787 dava, 786 beraat
Mahkeme salonunda ikinci günüm...
Hakan Kara’nın savunması başlayacak. Yanımdaki sarışın, yabancı kadın “telefonunuzun internet hattını kullanabilir miyim” diye soruyor. Telefonumun şifrelerini verecekmişim, o da böylelikle canlı tercümeyi dinleyebilecekmiş.
Haydaa...
Yahu, bu adamların arasında pideciyi aradı diye 9 aydır hapiste olan var.
Tanımadığım bir insan... Anlat ondan sonra kaç yıldır Norveç gizli servisine çalıştığını! Kibarca bunun ihtimal dahlinde olmadığını izah ediyorum.
Salon yine bir alev gibi yanıyor.
Ben dünkü tecrübem sonrası hemen gidip bir yelpaze aldım. “Kırmızı, pembe olmasın. Hoş karşılanmaz” diyerek.
Yelpaze erkeğin eline hiç yakışmıyor. Bileği katiyetle bükmemeye çalışarak sallıyorum yine de...
Hakan Kara’nın savunması başlıyor.
Hem bilgisayar mühendisi hem de gerçek bir entelektüel... Sesi TRT ses sanatçısı gibi... Tabii eski TRT’nin...
En vurucu an: “El koyduğunuz disklerde benim çok önemli bir Klasik Batı müziği arşivim var. Ne olur onlara bir şey olmasın, bari kopyasını alayım”.
Heyet, bu adama “PKK ve DHKP-C ile ilgili de savunma yapacak mısınız?” diye soruyor.
Sıra Turhan Günay’a geliyor. 787’nci davasıymış bu! 786’sından beraat etmiş.
Detaya girmeyelim, özü şu: Kitap eki yayın yönetmeni terörle yargılanıyor, biz de normal bir şeymiş gibi izliyoruz.
Sırada herkesin sabırsızlıkla beklediği isim var: Ahmet Şık. Davanın ‘rockstar’ı o. Ahmet fırtına gibi giriyor: Salvador Allende’nin dediği gibi, tarih bizden yana ve tarihi haklılar yazar. Bizlerden terörist çıkaramayacaksınız. Söylediklerim savunma değil, ithamdır.

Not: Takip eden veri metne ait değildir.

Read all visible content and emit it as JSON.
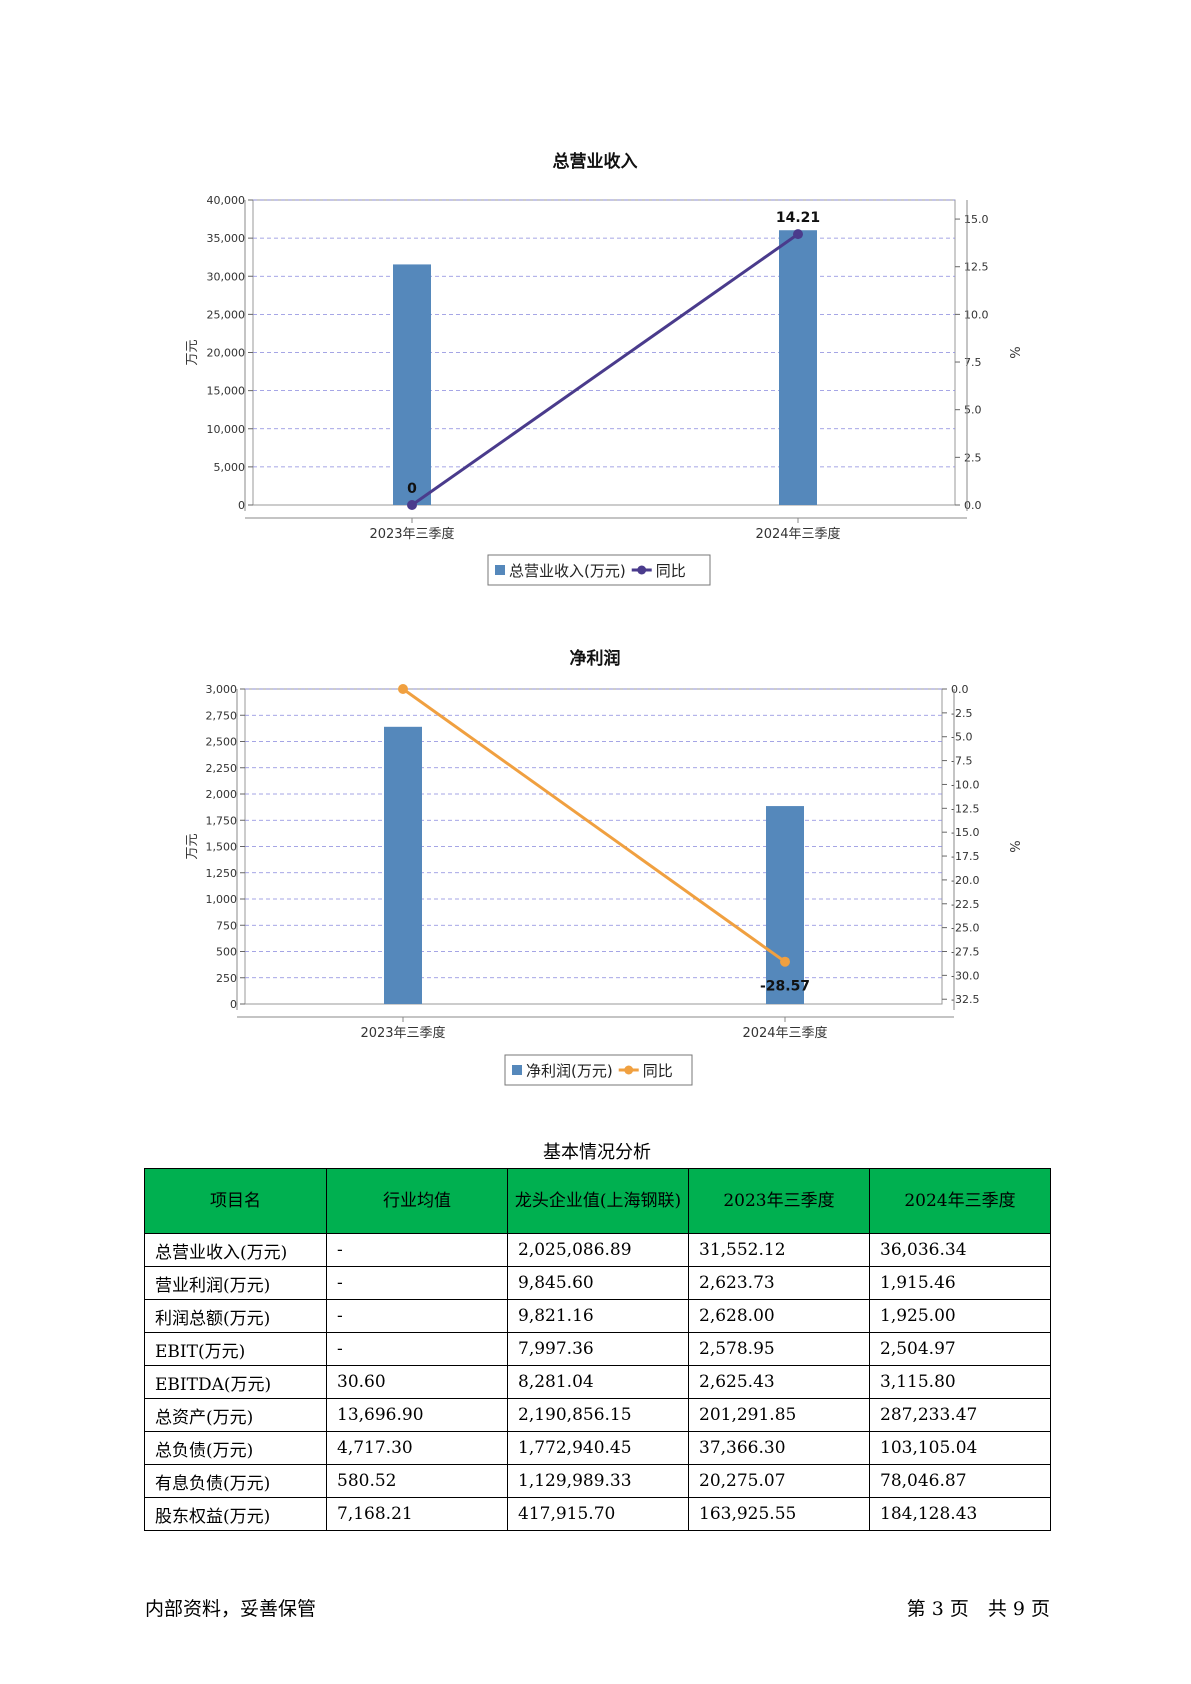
{
  "chart_data": [
    {
      "type": "bar",
      "title": "总营业收入",
      "categories": [
        "2023年三季度",
        "2024年三季度"
      ],
      "series": [
        {
          "name": "总营业收入(万元)",
          "type": "bar",
          "axis": "left",
          "values": [
            31552.12,
            36036.34
          ],
          "color": "#5588bb"
        },
        {
          "name": "同比",
          "type": "line",
          "axis": "right",
          "values": [
            0,
            14.21
          ],
          "color": "#4a3b8c"
        }
      ],
      "data_labels": [
        "0",
        "14.21"
      ],
      "ylabel": "万元",
      "y2label": "%",
      "ylim": [
        0,
        40000
      ],
      "y2lim": [
        0,
        16
      ],
      "yticks": [
        "0",
        "5,000",
        "10,000",
        "15,000",
        "20,000",
        "25,000",
        "30,000",
        "35,000",
        "40,000"
      ],
      "y2ticks": [
        "0.0",
        "2.5",
        "5.0",
        "7.5",
        "10.0",
        "12.5",
        "15.0"
      ],
      "grid": true,
      "legend": "bottom"
    },
    {
      "type": "bar",
      "title": "净利润",
      "categories": [
        "2023年三季度",
        "2024年三季度"
      ],
      "series": [
        {
          "name": "净利润(万元)",
          "type": "bar",
          "axis": "left",
          "values": [
            2640,
            1885
          ],
          "color": "#5588bb"
        },
        {
          "name": "同比",
          "type": "line",
          "axis": "right",
          "values": [
            0,
            -28.57
          ],
          "color": "#f0a040"
        }
      ],
      "data_labels": [
        "",
        "-28.57"
      ],
      "ylabel": "万元",
      "y2label": "%",
      "ylim": [
        0,
        3000
      ],
      "y2lim": [
        -33,
        0
      ],
      "yticks": [
        "0",
        "250",
        "500",
        "750",
        "1,000",
        "1,250",
        "1,500",
        "1,750",
        "2,000",
        "2,250",
        "2,500",
        "2,750",
        "3,000"
      ],
      "y2ticks": [
        "0.0",
        "-2.5",
        "-5.0",
        "-7.5",
        "-10.0",
        "-12.5",
        "-15.0",
        "-17.5",
        "-20.0",
        "-22.5",
        "-25.0",
        "-27.5",
        "-30.0",
        "-32.5"
      ],
      "grid": true,
      "legend": "bottom"
    }
  ],
  "table": {
    "caption": "基本情况分析",
    "header_color": "#00b050",
    "headers": [
      "项目名",
      "行业均值",
      "龙头企业值(上海钢联)",
      "2023年三季度",
      "2024年三季度"
    ],
    "rows": [
      [
        "总营业收入(万元)",
        "-",
        "2,025,086.89",
        "31,552.12",
        "36,036.34"
      ],
      [
        "营业利润(万元)",
        "-",
        "9,845.60",
        "2,623.73",
        "1,915.46"
      ],
      [
        "利润总额(万元)",
        "-",
        "9,821.16",
        "2,628.00",
        "1,925.00"
      ],
      [
        "EBIT(万元)",
        "-",
        "7,997.36",
        "2,578.95",
        "2,504.97"
      ],
      [
        "EBITDA(万元)",
        "30.60",
        "8,281.04",
        "2,625.43",
        "3,115.80"
      ],
      [
        "总资产(万元)",
        "13,696.90",
        "2,190,856.15",
        "201,291.85",
        "287,233.47"
      ],
      [
        "总负债(万元)",
        "4,717.30",
        "1,772,940.45",
        "37,366.30",
        "103,105.04"
      ],
      [
        "有息负债(万元)",
        "580.52",
        "1,129,989.33",
        "20,275.07",
        "78,046.87"
      ],
      [
        "股东权益(万元)",
        "7,168.21",
        "417,915.70",
        "163,925.55",
        "184,128.43"
      ]
    ]
  },
  "footer": {
    "left": "内部资料，妥善保管",
    "right": "第 3 页　共 9 页"
  }
}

Emile Zola’nın tarihi “İtham ediyorum!” makalesinden, Roland Barthes’in “Faşizm susmak değil, söylemek mecburiyetidir’ine kadar siyaset ve felsefe tarihine atıflarla dolu oldukça sert bir konuşma yapıyor.
Bazen söyledikleri o kadar mantıklı, o kadar haklı ki tam “mahkeme heyetini de ikna etti” diyorsunuz, o anda karşı saldırıya geçiyor. İnsan içinden “Ahh, gitti yine beraat” diyor...
Konuşmasını “Kahrolsun istibdat, yaşasın hürriyet!” diye bitirdiğinde salon gök gürültüsü gibi bir alkışla inliyor.
Mahkeme Başkanı bağırarak “Şov yeri mi burası! İyi gidiyorduk, ne oldu böyle!” diye çıkışıyor.
Haklı. Mahkemede kesin bir sessizliğin sağlanması gerekiyor. Ama o konuşmadan sonra bu zor.
Sorular genelde “şu haberde, bu başlıkta” diye gidiyor. Ahmet bunlara kolay cevap verebilir, daha rahat bir savunma yapabilir. Ama nabza göre şerbet vermek, tonu, düzeyi ayarlamak âdeti değil. Sürekli el artırıyor, bodoslama giriyor. Yargıya, iktidara, hatta tüm dünya devletlerine!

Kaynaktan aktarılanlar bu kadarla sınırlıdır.